Jefferies & Company, Inc. and Perella Weinberg Partners are serving as financial advisors to Cypress. Cooley LLP, Sullivan & Cromwell LLP, and Potter Anderson & Corroon LLP are serving as Cypress’ legal advisors.
About Cypress Bioscience
Cypress Bioscience is a pharmaceutical company dedicated to the development of innovative drugs targeting large unmet medical needs for patients suffering from a variety of disorders of the central nervous system. Since 1999, Cypress has received multiple FDA approvals, including for Prosorba™, a medical device for rheumatoid arthritis, and Savella® (milnacipran HCl), for fibromyalgia. The Company focuses on generating stockholder value by reaching clinical development milestones as quickly and efficiently as possible. Cypress’ currently marketed products include Savella and the Avise PG(SM) and Avise MCV(SM) therapeutic monitoring, diagnostic and prognostic testing services for rheumatoid arthritis. Development-stage assets include CYP-1020 for cognitive impairment in schizophrenia, as well as AVISE-SLE(SM), a lupus diagnostic testing service. More information on Cypress and its products and development assets is available at http://www.cypressbio.com/
Forward-Looking Statements
This press release, as well as Cypress’ SEC filings and website at http://www.cypressbio.com, contain forward-looking statements within the meaning of the Private Securities Litigation Reform Act of 1995. These statements include statements with respect to Cypress’ plans to explore strategic alternatives to maximize value for Cypress’ stockholders, statements with respect to Cypress’ ability to execute on its strategic plan, statements regarding future actions that may be taken by Cypress’ Board of Directors, statements regarding Cypress’ expectations with respect to the value of the Savella royalty stream, statements regarding Cypress’ anticipated future cash balances and statements relating to the Cypress Board of Directors’ expectations regarding the impact of the Rights Agreement. Actual results could vary materially from those described as a result of a number of factors, including risks involved with the high uncertainty that characterizes research and development activities and drug development in general. Other risks and uncertainties relating to Cypress are described in Cypress’ most recent Annual Report on Form 10-K, most recent Quarterly Report on Form 10-Q and any subsequent SEC filings. You are urged to consider statements that include the words “may,” “will,” “would,” “could,” “should,” “believes,” “potential,” “expects,” “plans,” “anticipates,” “intends,” or the negative of those words or other comparable words to be uncertain and forward-looking. The statements in this press release speak only as the date hereof, and Cypress does not undertake any obligation to publicly update any forward-looking statements, whether as a result of new information, future events or otherwise.

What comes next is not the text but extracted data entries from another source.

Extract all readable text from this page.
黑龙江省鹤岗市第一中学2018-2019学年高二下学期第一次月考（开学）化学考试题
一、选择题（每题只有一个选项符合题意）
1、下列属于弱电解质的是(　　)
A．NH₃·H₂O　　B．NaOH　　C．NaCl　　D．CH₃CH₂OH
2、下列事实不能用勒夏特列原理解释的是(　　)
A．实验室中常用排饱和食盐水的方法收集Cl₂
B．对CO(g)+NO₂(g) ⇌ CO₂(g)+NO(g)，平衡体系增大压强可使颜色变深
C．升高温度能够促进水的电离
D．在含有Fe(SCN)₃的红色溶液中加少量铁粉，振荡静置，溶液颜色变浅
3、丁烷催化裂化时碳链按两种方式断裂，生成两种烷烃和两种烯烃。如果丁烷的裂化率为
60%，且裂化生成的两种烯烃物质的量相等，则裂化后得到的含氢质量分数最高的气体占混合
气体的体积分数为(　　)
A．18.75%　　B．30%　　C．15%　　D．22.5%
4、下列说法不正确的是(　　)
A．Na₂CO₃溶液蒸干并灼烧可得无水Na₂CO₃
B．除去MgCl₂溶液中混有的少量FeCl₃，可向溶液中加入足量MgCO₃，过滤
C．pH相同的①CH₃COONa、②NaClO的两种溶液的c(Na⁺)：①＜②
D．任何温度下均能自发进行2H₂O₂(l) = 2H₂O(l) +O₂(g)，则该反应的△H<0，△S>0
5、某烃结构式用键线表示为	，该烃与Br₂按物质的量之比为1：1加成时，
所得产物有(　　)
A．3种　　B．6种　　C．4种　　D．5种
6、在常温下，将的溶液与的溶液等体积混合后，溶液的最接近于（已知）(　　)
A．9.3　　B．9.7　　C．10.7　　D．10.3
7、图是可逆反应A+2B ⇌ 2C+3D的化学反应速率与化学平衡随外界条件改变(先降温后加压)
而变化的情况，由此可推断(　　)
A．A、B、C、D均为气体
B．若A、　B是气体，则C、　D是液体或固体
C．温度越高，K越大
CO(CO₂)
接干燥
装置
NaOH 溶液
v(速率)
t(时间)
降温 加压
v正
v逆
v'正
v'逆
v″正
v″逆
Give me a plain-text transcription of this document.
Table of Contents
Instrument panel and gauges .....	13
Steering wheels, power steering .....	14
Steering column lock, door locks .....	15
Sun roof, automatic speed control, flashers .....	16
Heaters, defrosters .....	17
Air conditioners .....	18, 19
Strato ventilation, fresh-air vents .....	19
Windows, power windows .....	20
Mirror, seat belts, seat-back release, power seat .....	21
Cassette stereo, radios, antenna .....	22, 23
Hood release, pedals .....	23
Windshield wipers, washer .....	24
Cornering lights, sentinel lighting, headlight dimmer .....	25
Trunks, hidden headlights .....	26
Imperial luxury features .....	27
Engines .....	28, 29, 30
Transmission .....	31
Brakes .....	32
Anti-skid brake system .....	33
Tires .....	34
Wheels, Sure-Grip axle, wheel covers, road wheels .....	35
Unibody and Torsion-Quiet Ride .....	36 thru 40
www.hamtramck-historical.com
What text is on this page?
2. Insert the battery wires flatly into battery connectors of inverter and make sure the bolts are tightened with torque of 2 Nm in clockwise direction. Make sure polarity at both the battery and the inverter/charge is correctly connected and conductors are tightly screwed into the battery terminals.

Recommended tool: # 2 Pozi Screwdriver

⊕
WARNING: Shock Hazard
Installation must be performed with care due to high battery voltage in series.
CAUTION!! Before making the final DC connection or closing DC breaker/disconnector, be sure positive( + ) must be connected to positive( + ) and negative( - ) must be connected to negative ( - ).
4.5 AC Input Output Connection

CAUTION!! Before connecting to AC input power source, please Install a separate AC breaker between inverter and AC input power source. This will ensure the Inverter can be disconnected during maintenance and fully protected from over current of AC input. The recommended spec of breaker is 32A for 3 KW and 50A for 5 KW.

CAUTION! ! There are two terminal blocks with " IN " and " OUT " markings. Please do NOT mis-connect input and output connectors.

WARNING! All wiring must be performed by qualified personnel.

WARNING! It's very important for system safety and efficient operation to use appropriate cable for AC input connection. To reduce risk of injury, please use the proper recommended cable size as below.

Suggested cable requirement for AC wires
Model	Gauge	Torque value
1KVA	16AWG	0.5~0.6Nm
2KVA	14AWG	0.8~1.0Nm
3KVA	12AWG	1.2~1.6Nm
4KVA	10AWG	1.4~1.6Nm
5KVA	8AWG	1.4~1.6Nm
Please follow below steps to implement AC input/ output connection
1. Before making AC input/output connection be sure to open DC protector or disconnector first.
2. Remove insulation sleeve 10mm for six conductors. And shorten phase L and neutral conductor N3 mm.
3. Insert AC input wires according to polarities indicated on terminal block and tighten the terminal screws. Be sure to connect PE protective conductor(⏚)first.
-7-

Additional Information and Where to Find It
In connection with the unsolicited tender offer commenced by Ramius LLC, Cypress has filed with the SEC a Solicitation/Recommendation Statement on Schedule 14D-9. Cypress’s stockholders should carefully read the Solicitation/Recommendation Statement on Schedule 14D-9 (including any amendments or supplements thereto) prior to making any decisions with respect to Ramius LLC’s tender offer because it contains important information. Free copies of the Solicitation/Recommendation Statement on Schedule 14D-9 and the related amendments or supplements thereto that Cypress has filed with the SEC are available at the SEC’s website at www.sec.gov.